Pouco mais de uma semana após afirmar que havia uma dificuldade de oferecer uma solução para ajudar todos os clientes, o Nubank mudou de postura e anunciou uma redução de 80% na cobrança de juros na fatura.

Na última semana, a empresa enviou uma nota à imprensa com a explicação das regras do alívio: “clientes poderão parcelar sua fatura em até 12 vezes, com juros de 1,9% ao mês, direto no app. As novas condições valem para o parcelamento voluntário, aquele em que o cliente não possui valores no rotativo de faturas anteriores, e para faturas fechadas a partir de 1º de abril”, detalha a fintech.

Os clientes ainda serão beneficiados com a ampliação do prazo para pagamentos de empréstimos pessoais pelos canais de atendimento do aplicativo. Serão dados até 60 dias para o pagamento da próxima parcela (os juros dessa modalidade serão mantidos), mas sem cobrança de multa e IOF. “Queremos atravessar esse momento sem precedentes ao lado dos clientes com ainda mais empatia e solidariedade”, afirma David Vélez, CEO e fundador do Nubank, no comunicado.

Mudança de postura veio após pressão popular

Desde março, houve uma pressão crescente em cima do Nubank, nas redes sociais, para que o banco pudesse, de alguma forma, ajudar seus correntistas. Com muitos clientes autônomos e sem fonte de renda, por causa da crise gerada pelo novo coronavírus, a empresa se viu sob uma chuva de centenas de críticas. A instituição financeira agiu, também, após medidas tomadas por concorrentes do setor.

o Banco Inter, um dos seus principais oponentes, anunciou no final de março que daria, para quem estivesse em dia, um prazo de até 60 dias para o pagamento de faturas do cartão de crédito com um limite de até R$ 4 mil, sem cobrança de juros.

A elaboração de uma resposta com uma agenda positiva demorou tanto que as redes sociais da empresa travaram a comunicação e ficaram dias sem novas postagens. O cenário começou a mudar quando a fintech anunciou a criação de um fundo de R$ 20 milhões em diversos serviços como Rappi e iFood para os clientes.
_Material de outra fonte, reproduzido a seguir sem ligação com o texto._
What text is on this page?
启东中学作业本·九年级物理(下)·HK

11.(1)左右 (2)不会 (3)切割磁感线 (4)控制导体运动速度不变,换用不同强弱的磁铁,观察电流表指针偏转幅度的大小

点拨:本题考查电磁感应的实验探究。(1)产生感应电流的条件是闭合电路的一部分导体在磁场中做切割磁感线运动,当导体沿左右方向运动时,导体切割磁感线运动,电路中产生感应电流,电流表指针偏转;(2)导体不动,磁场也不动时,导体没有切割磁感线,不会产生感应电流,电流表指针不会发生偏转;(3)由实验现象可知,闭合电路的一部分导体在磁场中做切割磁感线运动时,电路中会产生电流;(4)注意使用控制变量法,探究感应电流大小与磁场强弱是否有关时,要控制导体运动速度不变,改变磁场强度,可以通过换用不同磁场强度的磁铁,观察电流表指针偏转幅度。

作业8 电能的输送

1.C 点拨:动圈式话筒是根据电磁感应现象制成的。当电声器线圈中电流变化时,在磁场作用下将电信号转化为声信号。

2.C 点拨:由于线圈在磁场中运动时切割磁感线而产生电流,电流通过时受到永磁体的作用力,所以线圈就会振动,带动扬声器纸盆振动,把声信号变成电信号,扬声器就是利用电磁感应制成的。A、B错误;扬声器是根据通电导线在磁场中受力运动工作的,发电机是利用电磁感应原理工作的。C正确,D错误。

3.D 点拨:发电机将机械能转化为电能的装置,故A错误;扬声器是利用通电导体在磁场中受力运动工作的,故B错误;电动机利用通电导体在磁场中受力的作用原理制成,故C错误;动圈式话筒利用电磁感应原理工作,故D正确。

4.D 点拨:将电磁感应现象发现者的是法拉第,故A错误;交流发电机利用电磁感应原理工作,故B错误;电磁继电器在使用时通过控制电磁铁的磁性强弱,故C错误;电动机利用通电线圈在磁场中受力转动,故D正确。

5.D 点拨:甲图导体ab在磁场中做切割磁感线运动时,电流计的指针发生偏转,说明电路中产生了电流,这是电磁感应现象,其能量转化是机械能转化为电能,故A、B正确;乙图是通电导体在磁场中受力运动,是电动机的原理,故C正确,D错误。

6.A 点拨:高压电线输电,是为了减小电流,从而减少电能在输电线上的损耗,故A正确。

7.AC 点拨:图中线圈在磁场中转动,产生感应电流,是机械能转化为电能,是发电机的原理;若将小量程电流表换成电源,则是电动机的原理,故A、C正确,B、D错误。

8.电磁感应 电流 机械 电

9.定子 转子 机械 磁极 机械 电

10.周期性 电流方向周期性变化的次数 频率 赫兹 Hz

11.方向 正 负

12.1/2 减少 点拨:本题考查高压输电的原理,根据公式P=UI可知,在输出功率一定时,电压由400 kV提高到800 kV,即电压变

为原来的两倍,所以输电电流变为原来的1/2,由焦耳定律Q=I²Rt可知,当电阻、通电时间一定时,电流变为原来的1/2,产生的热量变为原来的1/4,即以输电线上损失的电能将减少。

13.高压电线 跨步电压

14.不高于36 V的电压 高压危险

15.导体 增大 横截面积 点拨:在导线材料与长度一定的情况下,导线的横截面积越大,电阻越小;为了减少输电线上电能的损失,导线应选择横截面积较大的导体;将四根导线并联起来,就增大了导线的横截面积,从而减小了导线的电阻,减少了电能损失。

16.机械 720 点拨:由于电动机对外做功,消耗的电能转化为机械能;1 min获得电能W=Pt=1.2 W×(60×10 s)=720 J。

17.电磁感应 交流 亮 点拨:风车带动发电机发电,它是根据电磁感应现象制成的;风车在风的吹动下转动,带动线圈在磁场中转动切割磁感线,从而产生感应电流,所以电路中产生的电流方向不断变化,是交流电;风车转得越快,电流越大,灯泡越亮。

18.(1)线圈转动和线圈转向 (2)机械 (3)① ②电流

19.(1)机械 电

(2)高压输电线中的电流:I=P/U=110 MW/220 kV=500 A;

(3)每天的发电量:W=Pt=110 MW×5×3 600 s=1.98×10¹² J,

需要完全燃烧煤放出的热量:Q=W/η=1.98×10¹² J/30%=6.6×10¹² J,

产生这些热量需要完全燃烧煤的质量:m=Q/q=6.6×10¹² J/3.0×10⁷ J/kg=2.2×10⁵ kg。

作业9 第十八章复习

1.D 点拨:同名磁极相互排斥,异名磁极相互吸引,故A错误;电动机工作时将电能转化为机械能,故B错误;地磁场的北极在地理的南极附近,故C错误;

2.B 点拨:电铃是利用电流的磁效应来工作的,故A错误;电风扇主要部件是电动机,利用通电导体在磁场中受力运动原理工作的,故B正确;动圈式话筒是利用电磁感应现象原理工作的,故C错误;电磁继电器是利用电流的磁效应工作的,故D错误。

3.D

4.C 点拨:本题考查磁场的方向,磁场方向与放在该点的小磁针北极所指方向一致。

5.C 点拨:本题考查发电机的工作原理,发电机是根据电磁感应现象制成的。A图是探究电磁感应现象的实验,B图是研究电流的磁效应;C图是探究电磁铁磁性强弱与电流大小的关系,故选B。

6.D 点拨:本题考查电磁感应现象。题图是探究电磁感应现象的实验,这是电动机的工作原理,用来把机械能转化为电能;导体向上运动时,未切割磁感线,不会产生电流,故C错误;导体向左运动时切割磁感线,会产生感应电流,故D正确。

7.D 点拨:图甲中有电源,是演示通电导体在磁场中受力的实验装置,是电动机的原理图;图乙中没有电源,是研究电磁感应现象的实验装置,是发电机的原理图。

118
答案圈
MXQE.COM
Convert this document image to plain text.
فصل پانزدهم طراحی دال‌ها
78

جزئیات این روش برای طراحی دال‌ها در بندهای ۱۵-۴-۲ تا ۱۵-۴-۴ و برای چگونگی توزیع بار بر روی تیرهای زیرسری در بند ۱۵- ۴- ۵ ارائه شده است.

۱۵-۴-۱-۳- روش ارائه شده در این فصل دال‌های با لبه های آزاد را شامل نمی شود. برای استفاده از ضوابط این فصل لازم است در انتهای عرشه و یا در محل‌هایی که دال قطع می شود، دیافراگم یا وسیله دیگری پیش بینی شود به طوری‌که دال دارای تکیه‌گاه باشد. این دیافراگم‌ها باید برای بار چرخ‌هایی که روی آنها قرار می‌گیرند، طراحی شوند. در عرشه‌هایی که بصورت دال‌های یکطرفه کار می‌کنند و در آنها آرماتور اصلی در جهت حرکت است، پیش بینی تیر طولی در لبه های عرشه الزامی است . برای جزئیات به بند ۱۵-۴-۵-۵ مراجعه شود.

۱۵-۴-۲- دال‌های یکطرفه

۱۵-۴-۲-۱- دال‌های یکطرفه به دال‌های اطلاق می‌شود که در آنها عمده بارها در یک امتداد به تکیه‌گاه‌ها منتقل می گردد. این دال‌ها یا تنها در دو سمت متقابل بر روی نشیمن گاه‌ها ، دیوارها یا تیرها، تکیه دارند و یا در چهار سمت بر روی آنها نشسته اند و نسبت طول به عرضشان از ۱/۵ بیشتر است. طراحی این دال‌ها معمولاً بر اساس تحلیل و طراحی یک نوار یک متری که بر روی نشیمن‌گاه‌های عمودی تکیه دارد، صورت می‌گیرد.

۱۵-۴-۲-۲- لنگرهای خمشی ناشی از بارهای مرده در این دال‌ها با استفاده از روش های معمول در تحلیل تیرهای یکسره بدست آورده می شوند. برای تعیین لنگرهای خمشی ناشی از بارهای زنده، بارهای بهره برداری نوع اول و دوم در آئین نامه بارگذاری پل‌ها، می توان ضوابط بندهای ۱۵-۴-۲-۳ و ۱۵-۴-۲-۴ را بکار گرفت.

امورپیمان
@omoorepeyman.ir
Alguns dias depois, no entanto, a agência de avaliação de risco de crédito S&P alterou a perspectiva do rating de longo prazo do Nubank de estável para negativa.

85 novas contratações

Ao longo da última semana, o Nubank anunciou outras novidades. A primeira é que contratou mais 85 funcionários. Desde que implantou o home office, em 12 de março, a fintech não fez demissões em massa, desde o início da crise do novo coronavírus.

Outra iniciativa legal do banco foi a de enviar para a casa dos funcionários 500 cadeiras ergonômicas para ajudar no trabalho de home office. Conforme a empresa, outras mil serão enviadas ao longo das próximas semanas.

Após Nubank, agências de risco rebaixam perspectivas dos bancos Inter e Original

Os bancos digitais brasileiros também têm sofrido os efeitos da pandemia de coronavírus sobre o cenário econômico. E suas perspectivas para o futuro vêm sendo revisadas para baixo, por agências de classificação de risco. Foi o que aconteceu na última quarta (8) com os bancos Inter, segundo a Standard & Poor (S&P), e Original, de acordo com a Fitch.

O Banco Inter, que anunciou na última terça (7) ter alcançado a marca de cinco milhões de correntistas, teve, no dia seguinte, sua perspectiva alterada de “positiva” para “estável” pela S&P. Além do cenário econômico desfavorável no Brasil, a S&P cita justamente a expansão da base de clientes como um fator que deixa a instituição mais vulnerável às oscilações do mercado.

Os 5 milhões de clientes obtidos ao final do 1º trimestre representam um crescimento de 155% na comparação com o mesmo período em 2019. “O recente crescimento exponencial de sua carteira de cartões de crédito expõe o banco a uma maior sensibilidade à deterioração econômica”, diz a S&P. No entanto, a agência vê no banco condições para converter essa base de correntistas em uma diversificação de receitas e resultados operacionais mais estáveis.

Já o Original, avaliado pela Fitch, sofreu um “downgrade” de B+” para “B”. Segundo a agência, trata-se de um reflexo das dificuldades do banco em alcançar um ponto de equilíbrio (“breakeven”) sustentável. “O Original tem divulgado resultados operacionais negativos por quatro anos consecutivos, que continuam a ser afetados pelos desafios e altos custos ligados à implementação da iniciativa digital”, apontou a agência. Segundo dados divulgados pelo próprio Original, o banco digital conta atualmente com três milhões de correntistas.